L'attore rivela di provare emozioni particolari quando ascolta la canzone "I like Chopin". Secondo l'attore, lui e Billo, il protagonista del film, sono più simili di quanto si possa immaginare: "Del me di quel periodo - racconta Calà - c'è tutto. Infatti, la battuta 'Non sono bello: piaccio' l'ho inventata io." Ma come definirebbe Calà il suo film? È stato il precursore dei cinepanettoni? L'attore respinge questa etichetta categoricamente: "No, per me non c'entra niente con quelli che sono venuti dopo. Non mi stanco mai di dirlo: non è giusto chiamarlo cinepanettone. Questa è una signora commedia con tutti gli attributi. È stato un film che ha riportato la commedia di satira, di costume, in un momento in cui il cinema era molto favolistico."

Come sarebbe il film oggi?

Ma come sarebbe accolto il film oggi, alla luce degli standard politicamente corretti? Jerry Calà risponde senza esitazioni: "Sicuramente, secondo gli standard attuali, sarebbe considerato scorretto. Ma rappresenta fedelmente il modo di parlare dell'epoca, degli anni '80. Era sicuramente un po' cattivo e affrontava temi che non erano mai stati trattati, come la 'fluidità' del personaggio interpretato da Christian De Sica, che viene trovato a letto con il maestro di sci e si dichiara 'bisex'. Alcuni erano perplessi, ma piacque tantissimo, e abbiamo contribuito a sdoganare alcune situazioni che oggi sono comuni."

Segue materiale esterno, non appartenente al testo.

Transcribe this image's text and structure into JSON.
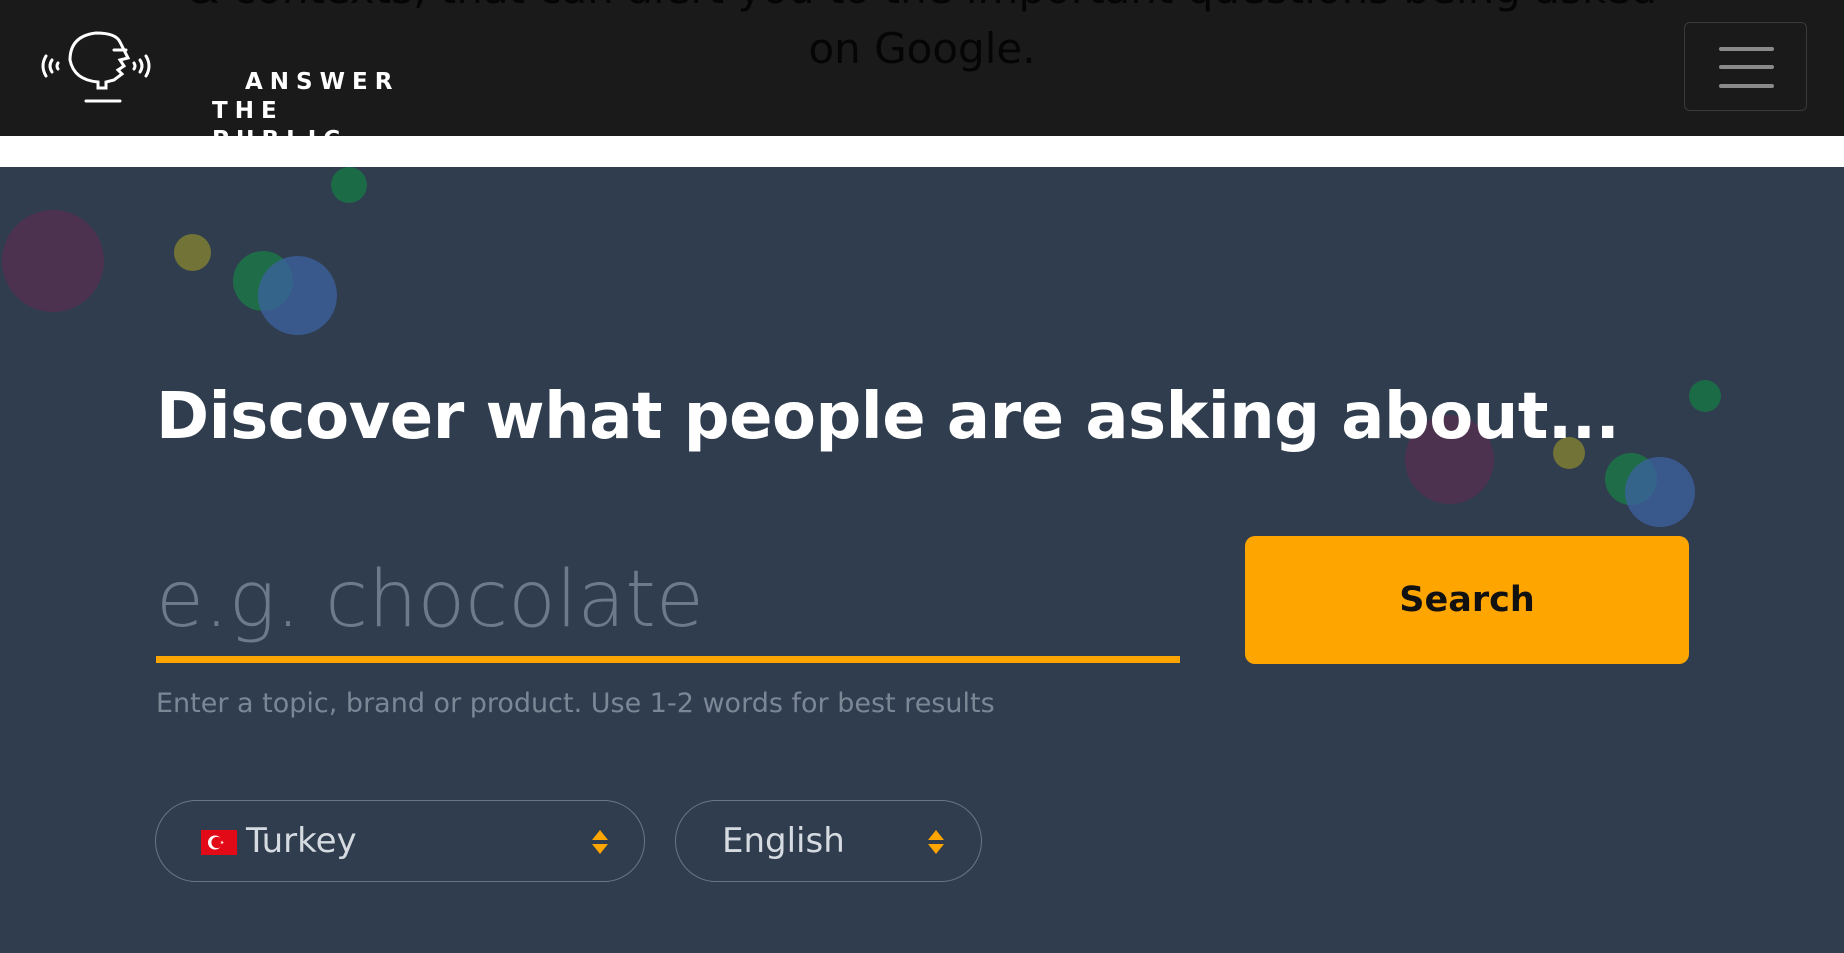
{
  "header": {
    "behind_text_line1": "& contexts, that can alert you to the important questions being asked",
    "behind_text_line2": "on Google.",
    "logo_line1": "ANSWER",
    "logo_line2": "THE PUBLIC",
    "menu_icon": "hamburger-menu-icon"
  },
  "hero": {
    "headline": "Discover what people are asking about...",
    "search": {
      "value": "",
      "placeholder": "e.g. chocolate",
      "button_label": "Search",
      "hint": "Enter a topic, brand or product. Use 1-2 words for best results"
    },
    "country": {
      "selected": "Turkey",
      "flag_icon": "turkey-flag-icon"
    },
    "language": {
      "selected": "English"
    }
  },
  "colors": {
    "header_bg": "#1a1a1a",
    "hero_bg": "#2f3d4e",
    "accent": "#ffa500",
    "headline": "#ffffff",
    "placeholder": "#6c7a89",
    "hint": "#7c8796"
  }
}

Stefania Sandrelli "i baci finti non li sapeva dare"

Uno dei momenti più memorabili del film è il bacio tra Billo e Ivana, interpretata da Stefania Sandrelli, il suo primo amore sul grande schermo. "Stefania è una donna e un'attrice fantastica", ammette Calà con entusiasmo. "Ero emozionatissimo, per me lei era un mito: quando mi dissero che sarebbe stata la mia partner impazzii. La prima sera in cui girammo, dovevamo subito baciarci. A me sudavano le mani. Lei mi guardò e mi disse: 'Guarda Jerry, io i baci finti non li so dare'. 'Figurati io'."

"Quando andai in bianco con Moana"

Ma c'è anche un momento in cui Billo non ha fortuna con le donne: la scena con Moana Pozzi, in cui il protagonista rimane a bocca asciutta. "Capita anche ai migliori", scherza Calà. "Moana era una ragazza dolcissima, una grande professionista. Nella scena che girammo fu anche brava, naturale."

Un film cult

A distanza di anni, "Vacanze di Natale" continua a essere un punto di riferimento per gli italiani, un film che ha saputo trasmettere allegria, ironia e un pizzico di provocazione. Jerry Calà ha contribuito a creare un'opera che ha segnato un'epoca, lasciando un'eredità indelebile nel panorama cinematografico italiano. È un classico che continua a far sorridere e a scaldare il cuore di chi lo rivede ogni Natale, portando con sé la magia di quel periodo e il talento di un cast indimenticabile.